La representación de esta realidad nos sirve para comprender por qué son tan importantes para el relato meritócrata los discursos voluntaristas y la exhibición de «casos de éxito».
Ahora, tengo que traer a la conversación otro término que me va a ser muy útil: el de capital. Generalmente, es una palabra que nos es familiar en su significado económico, como una acumulación determinada de dinero o de bienes. Pero, en nuestro caso, vamos a hablar también de otro tipo de capitales con menos prensa, como los sociales y culturales.
En principio, los capitales sociales y culturales no son tan tratados y, por ende, resultan conceptos poco familiares. Sin embargo, definen elementos de la vida cotidiana. Por ejemplo, las personas con las que tratamos regularmente o las que tenemos acceso, la pertenencia a un club o grupo determinado, los contactos influyentes o sobre los que podemos tener influencia, son todas formas de capital social. Podemos ser amigos de una concejal, conocer a un buen gasista, ir a natación con el farmacéutico, trabajar con el hijo de tal empresaria, ser sobrino de un abogado penalista, etcétera. El capital cultural, por su parte, son conocimientos y habilidades aprendidos en el entorno familiar, social o educativo. Puede estar institucionalizado, como un título escolar, que es un registro que prueba que alguien terminó cierto nivel de estudios, o no estarlo. El capital cultural me diferencia a mí, que soy chivilcoyano, de una okinawense, pero también varía, aunque tal vez en menor medida, entre dos vecinos.

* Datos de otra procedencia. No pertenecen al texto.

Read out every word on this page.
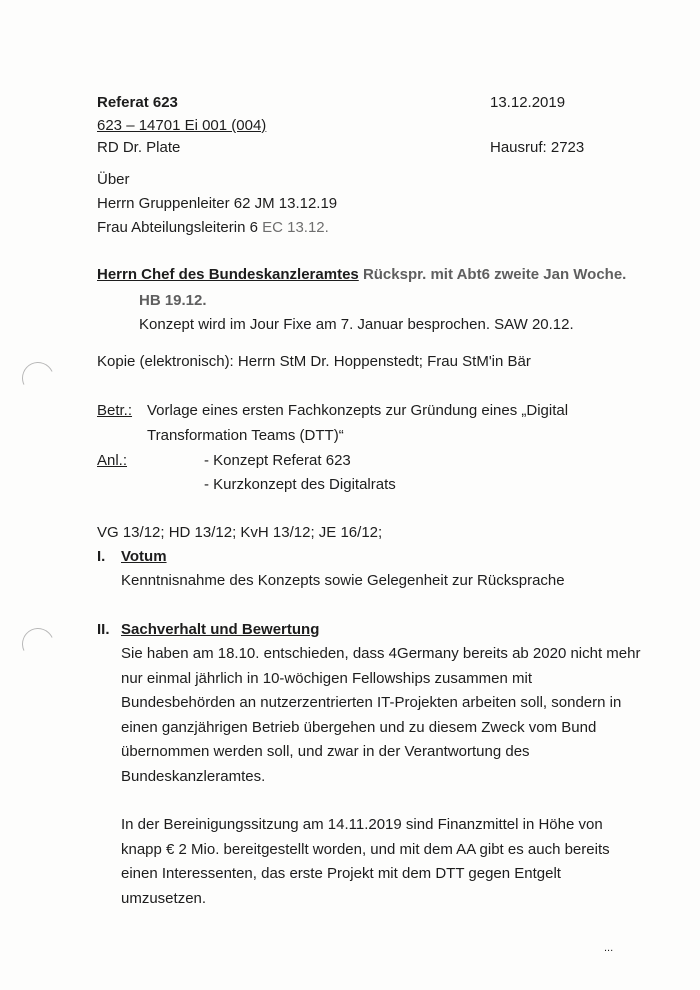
Referat 623
623 – 14701 Ei 001 (004)
RD Dr. Plate
13.12.2019
Hausruf: 2723
Über
Herrn Gruppenleiter 62 JM 13.12.19
Frau Abteilungsleiterin 6 EC 13.12.
Herrn Chef des Bundeskanzleramtes Rückspr. mit Abt6 zweite Jan Woche.
HB 19.12.
Konzept wird im Jour Fixe am 7. Januar besprochen. SAW 20.12.
Kopie (elektronisch): Herrn StM Dr. Hoppenstedt; Frau StM'in Bär
Betr.: Vorlage eines ersten Fachkonzepts zur Gründung eines „Digital
Transformation Teams (DTT)“
Anl.:	- Konzept Referat 623
- Kurzkonzept des Digitalrats
VG 13/12; HD 13/12; KvH 13/12; JE 16/12;
I. Votum
Kenntnisnahme des Konzepts sowie Gelegenheit zur Rücksprache
II. Sachverhalt und Bewertung
Sie haben am 18.10. entschieden, dass 4Germany bereits ab 2020 nicht mehr
nur einmal jährlich in 10-wöchigen Fellowships zusammen mit
Bundesbehörden an nutzerzentrierten IT-Projekten arbeiten soll, sondern in
einen ganzjährigen Betrieb übergehen und zu diesem Zweck vom Bund
übernommen werden soll, und zwar in der Verantwortung des
Bundeskanzleramtes.
In der Bereinigungssitzung am 14.11.2019 sind Finanzmittel in Höhe von
knapp € 2 Mio. bereitgestellt worden, und mit dem AA gibt es auch bereits
einen Interessenten, das erste Projekt mit dem DTT gegen Entgelt
umzusetzen.
...
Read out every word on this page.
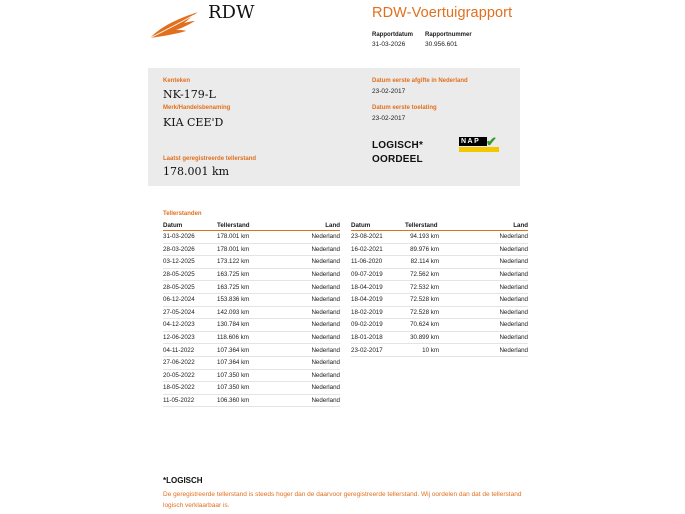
RDW	RDW-Voertuigrapport
Rapportdatum
31-03-2026
Rapportnummer
30.956.601
Kenteken
NK-179-L
Merk/Handelsbenaming
KIA CEE'D
Laatst geregistreerde tellerstand
178.001 km
Datum eerste afgifte in Nederland
23-02-2017
Datum eerste toelating
23-02-2017
LOGISCH*
OORDEEL
NAP ✔
Tellerstanden
Datum	Tellerstand	Land
31-03-2026	178.001 km	Nederland
28-03-2026	178.001 km	Nederland
03-12-2025	173.122 km	Nederland
28-05-2025	163.725 km	Nederland
28-05-2025	163.725 km	Nederland
06-12-2024	153.836 km	Nederland
27-05-2024	142.093 km	Nederland
04-12-2023	130.784 km	Nederland
12-06-2023	118.606 km	Nederland
04-11-2022	107.364 km	Nederland
27-06-2022	107.364 km	Nederland
20-05-2022	107.350 km	Nederland
18-05-2022	107.350 km	Nederland
11-05-2022	106.360 km	Nederland
Datum	Tellerstand	Land
23-08-2021	94.193 km	Nederland
16-02-2021	89.976 km	Nederland
11-06-2020	82.114 km	Nederland
09-07-2019	72.562 km	Nederland
18-04-2019	72.532 km	Nederland
18-04-2019	72.528 km	Nederland
18-02-2019	72.528 km	Nederland
09-02-2019	70.624 km	Nederland
18-01-2018	30.899 km	Nederland
23-02-2017	10 km	Nederland
*LOGISCH
De geregistreerde tellerstand is steeds hoger dan de daarvoor geregistreerde tellerstand. Wij oordelen dan dat de tellerstand logisch verklaarbaar is.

Decimos que son capitales porque tienen valor. Tal vez no un valor de mercado expresado de una forma tan explícita y evidente como una cifra de dinero, a lo que estamos más acostumbrados, pero son valorizables por el hecho de que tener o no tener capitales determina inclusividad y exclusividad. Tomemos un título universitario, que le permite a su portador acreditar conocimientos para lograr desempeñar determinadas tareas, las cuales quedan fuera del acceso de quienes no cuentan con un capital cultural semejante. Ciertos contactos influyentes, o la pertenencia a una familia “de apellido” (capital social), pueden permitir el acceso a clubes de alto estatus, con cláusulas de exclusividad intencionalmente muy difíciles de sortear para la mayoría. Como todo capital, el cultural facilita las posibilidades de su reproducción: una vez que estamos dentro de un club, logramos acceso para extender aún más nuestra red con nuevos contactos quienes, a su vez, contarán con un capital cultural semejante al nuestro.
La combinación de capitales puede ayudarnos a entender muchas situaciones sociales. Tomando los ejemplos que dí más arriba, supongamos que dos personas se han recibido como abogados al mismo tiempo y en la misma universidad, pero tienen un capital social totalmente diferente. Uno de ellos es inmigrante y su familia está en el país hace relativamente poco tiempo. Además, todos los trabajos a los que su entorno familiar ha accedido fueron de poca cualificación. Todo esto hace que su red de contactos se limite a unas pocas personas. Una vez recibido, decide abocarse muchas horas al día a buscar trabajo, por lo que recurre a búsquedas laborales en internet y en los diarios.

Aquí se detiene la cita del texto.